La lutte contre la violence est fondamentalement une œuvre collective dans laquelle doivent s’impliquer tous les intervenants concernés, et pas seulement le ministère de tutelle, qui n’a pas lésiné sur les moyens pour lutter contre la violence dans les stades et le sport en général.

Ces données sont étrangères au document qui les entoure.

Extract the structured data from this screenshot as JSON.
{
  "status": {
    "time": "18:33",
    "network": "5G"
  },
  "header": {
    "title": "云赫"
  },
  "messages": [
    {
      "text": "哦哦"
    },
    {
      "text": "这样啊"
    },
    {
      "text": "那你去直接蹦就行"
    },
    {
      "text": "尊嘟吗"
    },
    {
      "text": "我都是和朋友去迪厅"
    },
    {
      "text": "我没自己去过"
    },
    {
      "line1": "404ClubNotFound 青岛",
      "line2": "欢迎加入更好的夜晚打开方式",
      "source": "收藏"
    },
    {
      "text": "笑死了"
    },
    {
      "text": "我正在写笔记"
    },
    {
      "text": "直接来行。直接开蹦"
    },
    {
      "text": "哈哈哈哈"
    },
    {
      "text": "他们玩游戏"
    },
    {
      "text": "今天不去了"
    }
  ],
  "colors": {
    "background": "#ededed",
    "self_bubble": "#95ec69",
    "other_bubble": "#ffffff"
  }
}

Après une courte éclipse qui s’est avérée comme un cessez-le-feu fragile et précaire, revoilà le hooliganisme de retour dans les arènes sportives. Un «come back» qui lui a permis de frapper fort lors du traditionnel derby qui a opposé, dimanche dernier, à Radès, le Club Africain à l’Espérance Sportive de Tunis. Les images de ce match que nous avons suivi à la télé et qui ont été ensuite abondamment relayées par les réseaux sociaux font mal au cœur. Jets de fumigènes et de projectiles (bouteilles en plastique, pierres…), slogans haineux et obscènes, entraîneur bousculé, arrêt de la rencontre à deux reprises à cause des gaz lacrymogènes, de nombreux supporters poussés vers les portes de sortie, arrestations opérées par la police… Le tout devant les caméras de chaînes TV tant locales qu’étrangères. La déception était immense et le ras-le-bol sur toutes les lèvres. « J’ai mis environ trois heures pour rentrer à la maison», tempête un supporter « espérantiste », encore sous le choc, après les dégâts occasionnés à sa voiture. Et de jurer, «non, je ne remettrai plus les pieds dans un stade.» En face, un fan clubiste est fou furieux. « Même si, se défend-il, je suis un fidèle supporter du CA, je ne pardonnerai pas à notre public ces actes lâches qui n’honorent pas notre club centenaire qui a toujours été une école de civisme et de dignité ». Même le coach portugais des «Sang et Or», Cardoso, d’ordinaire zen et avare en déclarations, est monté au créneau en exprimant, dans la conférence d’après-match, sa désolation et son dépit. « Certes, a-t-il dit, mon équipe a gagné et mes poulains ont fait un sacré boulot. Mais, croyez-moi, je suis profondément triste après tout ce que j’ai vu aujourd’hui », appelant à « l’impératif d’identifier les formules susceptibles de mettre fin au déferlement du hooliganisme et de ne pas attendre qu’on déplore un mort pour le faire ».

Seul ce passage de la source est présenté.